Zdrowie
Stulejka: wstydliwy problem chłopaka
Marcin, 15 lat: Jakiś czas temu zauważyłem, że nie mogę odciągnąć napletka z penisa w stanie wzwodu. Jakakolwiek próba powoduje ból. Wstydzę się tej przypadłości i boję, że jak zdecyduję się rozpocząć życie seksualne, nie będę w stanie odbyć stosunku. Czy da się to jakoś leczyć?
Problem, który opisujesz, to dotykająca wielu mężczyzn stulejka. Stulejka (czyli inaczej phimosis), jest rodzajem schorzenia wrodzonego lub nabytego (na skutek urazu lub infekcji), które uniemożliwia (stulejka całkowita) bądź znacząco utrudnia (stulejka częściowa) odciągnięcie napletka z penisa w stanie wzwodu.

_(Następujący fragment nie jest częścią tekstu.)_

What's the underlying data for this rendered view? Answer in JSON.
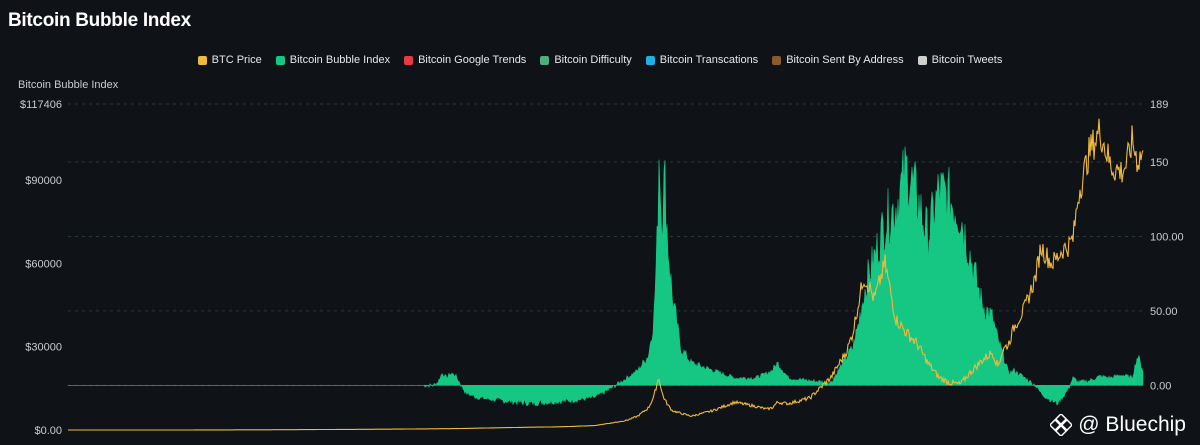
{
  "header": {
    "title": "Bitcoin Bubble Index"
  },
  "chart_data": {
    "type": "area",
    "title": "Bitcoin Bubble Index",
    "ylabel": "Bitcoin Bubble Index",
    "legend_position": "top-center",
    "grid": true,
    "left_axis": {
      "ticks": [
        "$117406",
        "$90000",
        "$60000",
        "$30000",
        "$0.00"
      ],
      "tick_values": [
        117406,
        90000,
        60000,
        30000,
        0
      ],
      "range": [
        0,
        117406
      ]
    },
    "right_axis": {
      "ticks": [
        "189",
        "150",
        "100.00",
        "50.00",
        "0.00"
      ],
      "tick_values": [
        189,
        150,
        100,
        50,
        0
      ],
      "range": [
        -30,
        189
      ]
    },
    "legend": [
      {
        "name": "BTC Price",
        "color": "#f0b93a"
      },
      {
        "name": "Bitcoin Bubble Index",
        "color": "#16c784"
      },
      {
        "name": "Bitcoin Google Trends",
        "color": "#ea3943"
      },
      {
        "name": "Bitcoin Difficulty",
        "color": "#4caf7d"
      },
      {
        "name": "Bitcoin Transcations",
        "color": "#1ab2e8"
      },
      {
        "name": "Bitcoin Sent By Address",
        "color": "#8b5a2b"
      },
      {
        "name": "Bitcoin Tweets",
        "color": "#cfcfcf"
      }
    ],
    "series": [
      {
        "name": "Bitcoin Bubble Index",
        "axis": "right",
        "color": "#16c784",
        "x": [
          0,
          0.1,
          0.2,
          0.3,
          0.34,
          0.344,
          0.348,
          0.352,
          0.356,
          0.36,
          0.37,
          0.38,
          0.4,
          0.43,
          0.45,
          0.47,
          0.49,
          0.505,
          0.52,
          0.53,
          0.54,
          0.545,
          0.548,
          0.55,
          0.552,
          0.555,
          0.558,
          0.562,
          0.57,
          0.58,
          0.6,
          0.62,
          0.64,
          0.65,
          0.655,
          0.66,
          0.67,
          0.69,
          0.71,
          0.725,
          0.73,
          0.735,
          0.74,
          0.745,
          0.75,
          0.76,
          0.77,
          0.78,
          0.79,
          0.8,
          0.81,
          0.82,
          0.83,
          0.84,
          0.85,
          0.86,
          0.865,
          0.87,
          0.875,
          0.88,
          0.89,
          0.9,
          0.905,
          0.91,
          0.915,
          0.92,
          0.925,
          0.93,
          0.935,
          0.94,
          0.95,
          0.96,
          0.97,
          0.98,
          0.99,
          0.995,
          1
        ],
        "y": [
          0,
          0,
          0,
          0,
          0,
          2,
          8,
          5,
          8,
          7,
          -5,
          -8,
          -10,
          -12,
          -11,
          -10,
          -8,
          -2,
          5,
          10,
          20,
          45,
          95,
          165,
          110,
          140,
          95,
          60,
          25,
          15,
          10,
          5,
          5,
          8,
          10,
          15,
          5,
          3,
          2,
          20,
          25,
          40,
          60,
          75,
          85,
          110,
          120,
          145,
          125,
          100,
          130,
          125,
          115,
          85,
          55,
          45,
          30,
          20,
          8,
          10,
          5,
          0,
          -5,
          -8,
          -10,
          -12,
          -8,
          -3,
          5,
          2,
          3,
          6,
          5,
          7,
          5,
          20,
          10
        ]
      },
      {
        "name": "BTC Price",
        "axis": "left",
        "color": "#f0b93a",
        "x": [
          0,
          0.1,
          0.2,
          0.3,
          0.36,
          0.4,
          0.43,
          0.45,
          0.47,
          0.49,
          0.505,
          0.52,
          0.53,
          0.54,
          0.545,
          0.548,
          0.55,
          0.552,
          0.555,
          0.558,
          0.562,
          0.57,
          0.58,
          0.6,
          0.62,
          0.64,
          0.65,
          0.655,
          0.66,
          0.67,
          0.69,
          0.71,
          0.725,
          0.73,
          0.735,
          0.74,
          0.745,
          0.75,
          0.76,
          0.77,
          0.78,
          0.79,
          0.8,
          0.81,
          0.82,
          0.83,
          0.84,
          0.85,
          0.86,
          0.865,
          0.87,
          0.875,
          0.88,
          0.89,
          0.9,
          0.905,
          0.91,
          0.915,
          0.92,
          0.925,
          0.93,
          0.935,
          0.94,
          0.95,
          0.96,
          0.97,
          0.98,
          0.985,
          0.99,
          0.995,
          1
        ],
        "y": [
          0,
          0,
          100,
          300,
          500,
          800,
          1000,
          1100,
          1300,
          1600,
          2500,
          3500,
          5000,
          8000,
          12000,
          17000,
          19000,
          14000,
          11000,
          9000,
          7000,
          6000,
          5000,
          7000,
          10000,
          8500,
          7500,
          8000,
          10000,
          9500,
          11500,
          19000,
          29000,
          35000,
          45000,
          55000,
          52000,
          47000,
          60000,
          40000,
          35000,
          31000,
          24000,
          19000,
          17000,
          16500,
          21000,
          25000,
          28000,
          23000,
          29000,
          31000,
          37000,
          44000,
          55000,
          66000,
          63000,
          60000,
          62000,
          65000,
          66000,
          69000,
          85000,
          100000,
          108000,
          95000,
          93000,
          96000,
          104000,
          97000,
          100000
        ]
      }
    ],
    "watermark": "@ Bluechip"
  }
}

Stulejka ma nie tylko wpływ na życie seksualne mężczyzny (brak możliwości odciągnięcia napletka może ograniczać doznania seksualne, powodować problemy z erekcją) ale także na zachowanie higieny osobistej i zdrowia. W zależności od tego czy u danego mężczyzny występuje stulejka całkowita czy też stulejka częściowa, częściej bądź rzadziej dochodzi do infekcji bakteryjnych pod napletkiem i okolicach ujścia cewki moczowej. Gromadząca się pod napletkiem mastka stanowi pożywkę dla bakterii chorobotwórczych. To właśnie dlatego u mężczyzn u których występuje stulejka tak często dochodzi do odczynów zapalnych i ropiejących bakteryjnych infekcji narządów płciowych i cewki moczowej.
Tuż po urodzeniu, żołądź sklejony jest z napletkiem za pomocą mastki. W początkowej fazie rozwoju, u większości dzieci płci męskiej do około 2 – 3 roku życia, występuje brak możliwości odciągnięcia napletka do rowka zażołędnego. W tym przypadku jest to prawidłowy stan, niewymagający interwencji lekarskiej.
U starszych chłopców, u których występuje brak możliwości odciągnięcia napletka, konieczna jest konsultacja lekarska. To lekarz urolog zdecyduje o dalszym leczeniu.
W łagodnych postaciach stulejki pomóc może naciąganie napletka, rozgrzanego wcześniej za pomocą ciepłego kompresu bądź kąpieli. Jednak najczęstszą formą leczenia jest prosty zabieg chirurgiczny, wykonywany w znieczuleniu miejscowym.
Wyleczona stulejka nie rzutuje negatywnie na dalsze życie intymne.